Василий Утин и сам помнит эту историю. Чуть ли не с пеленок Ганька начал терзать гармошку: Иван мехи тянет, а Ганька на кнопочки давит. В пять лет уже во сне «цыганочку» наяривал. В концертах участвовал вместе со взрослыми. Откуда что и бралось: услышит хорошую песню по радио, и тут же сидит подбирает ее на гармошке. Ну, Иван Бутаков и решил, что быть ему в большом почете и славе через Ганьку; учить его в областной город повез, в музыкальную школу, А там говорят: школа-то, мол, для местных, для детей горожан, это как будто добавок к обычной школе. Вот, мол, колхоз ваш разбогатеет, у себя в деревне построите детскую музыкальную школу. Иван водил Ганьку за руку по кабинетам разных начальников — ему там то же самое говорят: нельзя! Иван злой вернулся — напился, кричал: они, дескать, пузаны, только о своих думают, а до народных талантов им дела нет — навоз в коровнике вороши или в колхозной агитке по станам пиликай — на большее не надейся!

С тех пор и пошел пить.

— Говорить все можно, — возразил Мотре Василий, — но я их все равно не пойму, пьяниц-то. Обида у них! Вот тракторист Митька наглотался молочка от бешеной коровки да бабке Михайловской угол дома разворотил трактором. Вот это — обида! Куда деться теперь старухе-то? Изба на один бок окурнулась.

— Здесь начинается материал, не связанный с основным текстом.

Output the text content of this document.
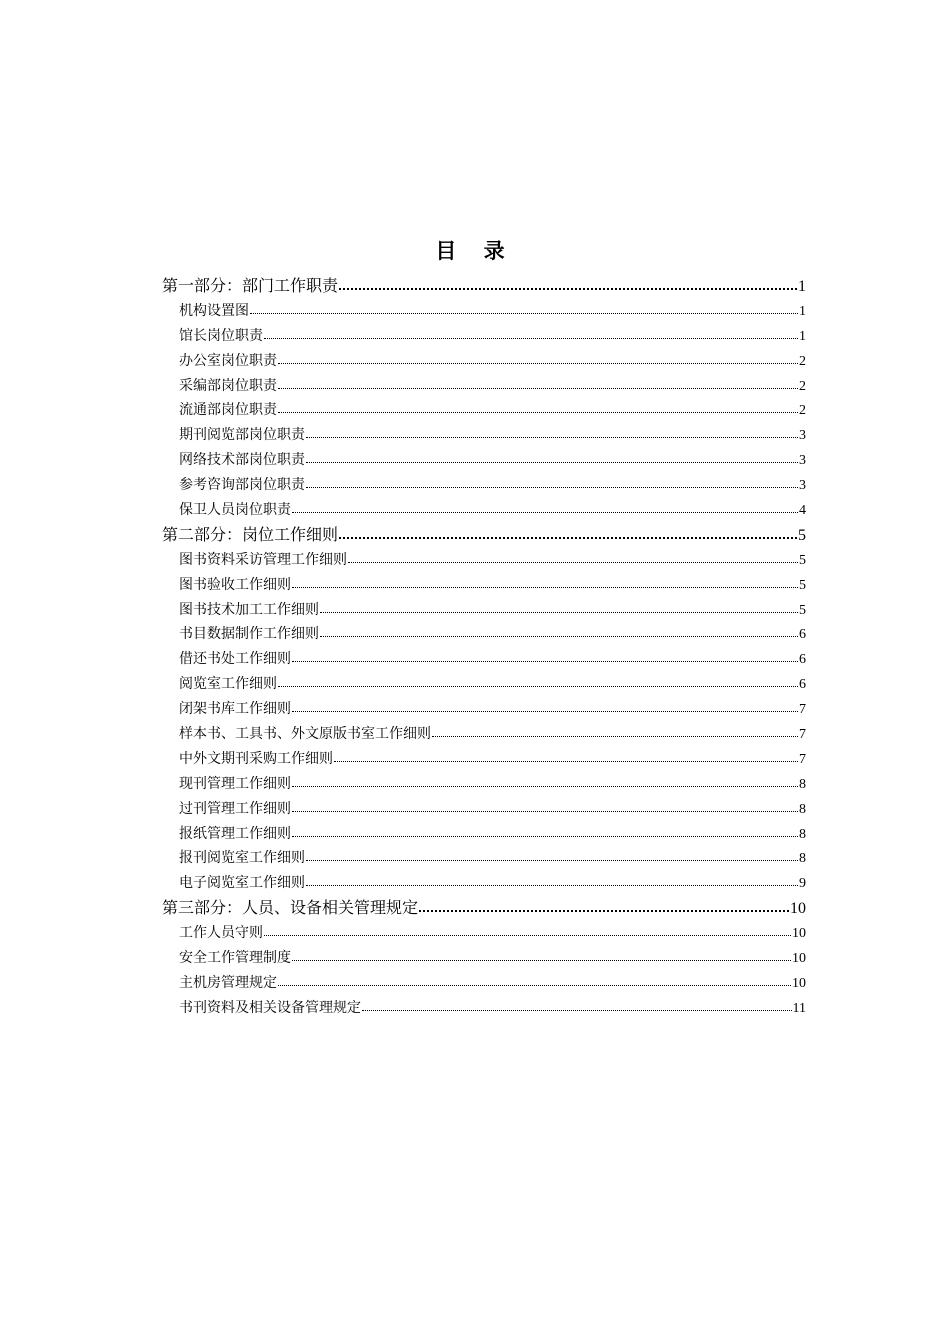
目 录
第一部分：部门工作职责	1
机构设置图	1
馆长岗位职责	1
办公室岗位职责	2
采编部岗位职责	2
流通部岗位职责	2
期刊阅览部岗位职责	3
网络技术部岗位职责	3
参考咨询部岗位职责	3
保卫人员岗位职责	4
第二部分：岗位工作细则	5
图书资料采访管理工作细则	5
图书验收工作细则	5
图书技术加工工作细则	5
书目数据制作工作细则	6
借还书处工作细则	6
阅览室工作细则	6
闭架书库工作细则	7
样本书、工具书、外文原版书室工作细则	7
中外文期刊采购工作细则	7
现刊管理工作细则	8
过刊管理工作细则	8
报纸管理工作细则	8
报刊阅览室工作细则	8
电子阅览室工作细则	9
第三部分：人员、设备相关管理规定	10
工作人员守则	10
安全工作管理制度	10
主机房管理规定	10
书刊资料及相关设备管理规定	11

— Ничего-о, — мирно сказала Мотря, — наладит Митька, он работящий, мастеровой мужик. Наладит избу. Еще лучше будет.

От голоса и взгляда Мотри тянуло покоем, Василий тоже утих и посветлел духом, перестал серчать, «Как в саду ясном возле нее, — подумал он про Мотрю, — только вот худо — детей у нас нету. Тогда бы вовсе — не жизнь, а малина с такой-то бабой!»

А вслух Василий спросил:

— Доски-то к заплоту прибила, што ль?

— Да сразу прибила. И улей на место поставила.

Василий снял с надпечка фанерный чемоданчик с тетрадками и вырезками про царскую жизнь. Открыл. Под кипами бумаги в углу лежал берестяной чумашек, набитый бумажными деньгами. Там их было тысячи три, а может, больше. Василий и сам точно не знал — сколько. Тут же лежала сберегательная книжечка — серая, с гербом, — и в ней тоже красовался длинный рядок цифр в графе «Сумма вклада». Помаленьку набегало — разные там дополнительные и премиальные, В сельпо каждый год кабана сдавали, а то и бык подрастал — хороший получался прибавок. А тратиться некуда — мед свой, ягода, огородина всякая. Домовитая Мотря понимала толк в домашнем хозяйстве. Складно у нее это все получалось. «Как в саду ясном», — опять подумал Василий Утин про Мотрю.

— Чего тебе из Москвы привезти? Заказывай.

Василий даже карандаш в руки взял — черкнуть для памяти.

— Чаю купи индейского. Да, может, платок пуховый увидишь, теплый.

— И все?!

— А чего еще?

— Ну, это… шелка, бархаты…

— Смолоду не носила, а сейчас ни к чему, — задумчиво сказала Мотря. — Сестрины обноски донашивала, какие шелка! А в войну юбка на мне из мешковины была, обутки из сыромятины.

Василий жалел Мотрю: и молодость в нужде прошла, и детей нет. Мало радости! Только в песне и отдохнет человек, но и петь Мотря была не горазда.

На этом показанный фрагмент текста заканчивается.